REMIT prohibits the manipulation of WEP transactions, and requires energy market participants to publish inside information relating to WEPs and submit details of energy transactions to the European energy regulatory authority, the Agency for the Cooperation of Energy Regulators (ACER).  REMIT also requires ACER, working with National Regulatory Authorities (NRA), to monitor wholesale energy markets and requires energy market participants to register with the NRAs.  Member States, in turn, are charged with ensuring that NRAs have the necessary investigatory powers, which shall be exercised in a proportionate manner.

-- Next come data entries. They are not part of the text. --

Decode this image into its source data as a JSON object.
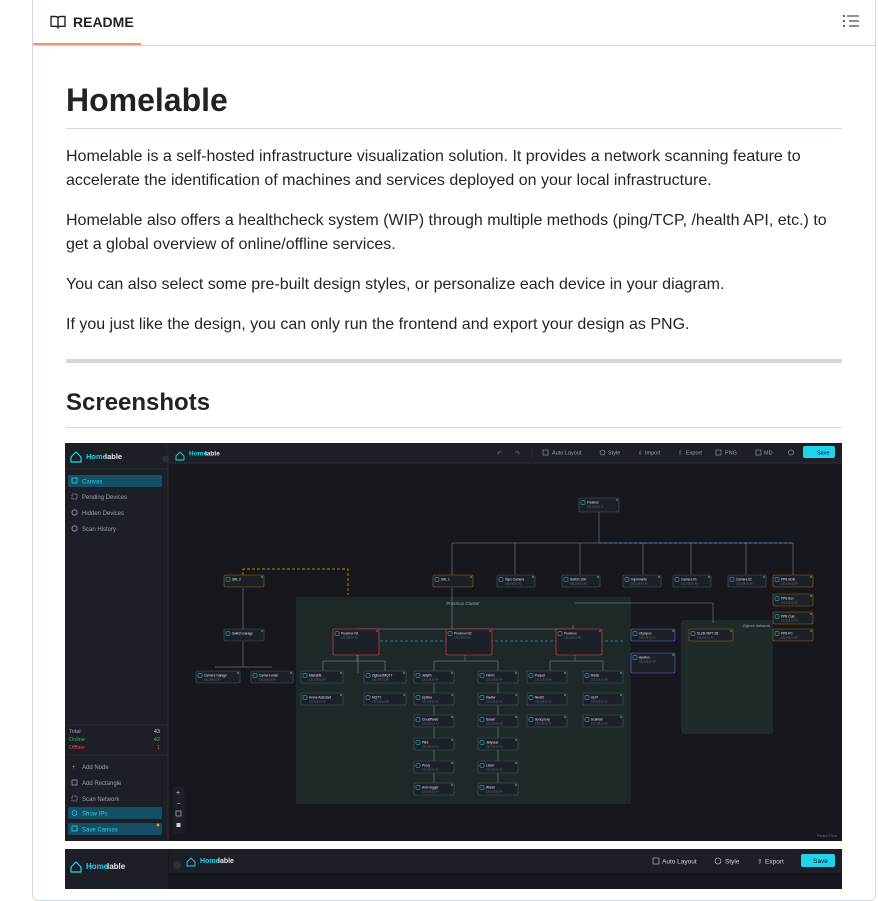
{
  "readme": {
    "tab_label": "README",
    "title": "Homelable",
    "paragraphs": [
      "Homelable is a self-hosted infrastructure visualization solution. It provides a network scanning feature to accelerate the identification of machines and services deployed on your local infrastructure.",
      "Homelable also offers a healthcheck system (WIP) through multiple methods (ping/TCP, /health API, etc.) to get a global overview of online/offline services.",
      "You can also select some pre-built design styles, or personalize each device in your diagram.",
      "If you just like the design, you can only run the frontend and export your design as PNG."
    ],
    "screenshots_heading": "Screenshots"
  },
  "app": {
    "brand_left": "Home",
    "brand_right": "lable",
    "nav": [
      "Canvas",
      "Pending Devices",
      "Hidden Devices",
      "Scan History"
    ],
    "stats": {
      "total_label": "Total",
      "total": "43",
      "online_label": "Online",
      "online": "42",
      "offline_label": "Offline",
      "offline": "1"
    },
    "actions": [
      "Add Node",
      "Add Rectangle",
      "Scan Network",
      "Show IPs",
      "Save Canvas"
    ],
    "toolbar": [
      "Auto Layout",
      "Style",
      "Import",
      "Export",
      "PNG",
      "MD"
    ],
    "save": "Save",
    "toolbar2": [
      "Auto Layout",
      "Style",
      "Export"
    ],
    "watermark": "React Flow",
    "cluster_label": "Proxmox Cluster",
    "zigbee_label": "Zigbee network",
    "colors": {
      "accent": "#22d3ee",
      "online": "#22c55e",
      "offline": "#ef4444",
      "bg": "#16181d"
    }
  },
  "nodes": [
    {
      "label": "Freebox",
      "ip": "192.168.10.10"
    },
    {
      "label": "SRL 2"
    },
    {
      "label": "SRL 1"
    },
    {
      "label": "Tapo Camera",
      "ip": "192.168.10.40"
    },
    {
      "label": "Switch 1Gb",
      "ip": "192.168.10.40"
    },
    {
      "label": "Imprimante",
      "ip": "192.168.10.40"
    },
    {
      "label": "Camera 01",
      "ip": "192.168.10.40"
    },
    {
      "label": "Camera 02",
      "ip": "192.168.10.40"
    },
    {
      "label": "PPB SDB",
      "ip": "192.168.10.40"
    },
    {
      "label": "PPB Box",
      "ip": "192.168.10.40"
    },
    {
      "label": "PPB Cuis",
      "ip": "192.168.10.40"
    },
    {
      "label": "PPB PC",
      "ip": "192.168.10.40"
    },
    {
      "label": "Switch Garage"
    },
    {
      "label": "Camera Garage",
      "ip": "192.168.10.40"
    },
    {
      "label": "Camera exter",
      "ip": "192.168.10.40"
    },
    {
      "label": "Proxmox N1",
      "ip": "192.168.10.40"
    },
    {
      "label": "Proxmox N2",
      "ip": "192.168.10.40"
    },
    {
      "label": "Proxmox",
      "ip": "192.168.10.40"
    },
    {
      "label": "Olympus",
      "ip": "192.168.10.40"
    },
    {
      "label": "Apollon",
      "ip": "192.168.10.40"
    },
    {
      "label": "SLZB-06P7 ZB",
      "ip": "192.168.10.40"
    },
    {
      "label": "MariaDB",
      "ip": "192.168.10.40"
    },
    {
      "label": "Zigbee2MQTT",
      "ip": "192.168.10.40"
    },
    {
      "label": "Jellyfin",
      "ip": "192.168.10.40"
    },
    {
      "label": "Filmin",
      "ip": "192.168.10.40"
    },
    {
      "label": "Paquet",
      "ip": "192.168.10.40"
    },
    {
      "label": "Radio",
      "ip": "192.168.10.40"
    },
    {
      "label": "Home Assistant",
      "ip": "192.168.10.40"
    },
    {
      "label": "MQTT",
      "ip": "192.168.10.40"
    },
    {
      "label": "Uptime",
      "ip": "192.168.10.40"
    },
    {
      "label": "Vaultw",
      "ip": "192.168.10.40"
    },
    {
      "label": "Nextcl",
      "ip": "192.168.10.40"
    },
    {
      "label": "GLPI",
      "ip": "192.168.10.40"
    },
    {
      "label": "Cloudflared",
      "ip": "192.168.10.40"
    },
    {
      "label": "Sonarr",
      "ip": "192.168.10.40"
    },
    {
      "label": "Syncproxy",
      "ip": "192.168.10.40"
    },
    {
      "label": "Scanlab",
      "ip": "192.168.10.40"
    },
    {
      "label": "PBS",
      "ip": "192.168.10.40"
    },
    {
      "label": "Jellyseer",
      "ip": "192.168.10.40"
    },
    {
      "label": "Proxy",
      "ip": "192.168.10.40"
    },
    {
      "label": "Lidarr",
      "ip": "192.168.10.40"
    },
    {
      "label": "Auto-logger",
      "ip": "192.168.10.40"
    },
    {
      "label": "Wizarr",
      "ip": "192.168.10.40"
    }
  ]
}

REMIT extends securities market concepts to the energy sector by prohibiting manipulative transactions and the dissemination of misleading information, and preventing insiders from benefiting from access to information relating to power, natural gas and commodity derivatives markets.  Compliance with REMIT will require market participants to introduce or review information barriers between operational and trading activities and ensure timely public disclosure of relevant information.

Rules are to be promulgated requiring energy traders to report transactions to ACER.  ACER, in turn, will be responsible for monitoring and analysing all trades to verify that the rules are followed, and will instruct NRAs to investigate any incidents of market abuse.

Each NRA must establish a register of market participants.  This,is central to the goal of increased market transparency.  Participants will be required to register with one authority only: in the Member State in which it was established or is resident (if neither applies to the participant, then it must register in a Member State where it is active).  The European Commission will adopt implementing acts defining the scope of trade reporting and registration obligations.  Member States must establish registries of electricity and natural gas traders three months after the adoption of the implementing acts, with transaction reporting requirements coming into force three months later.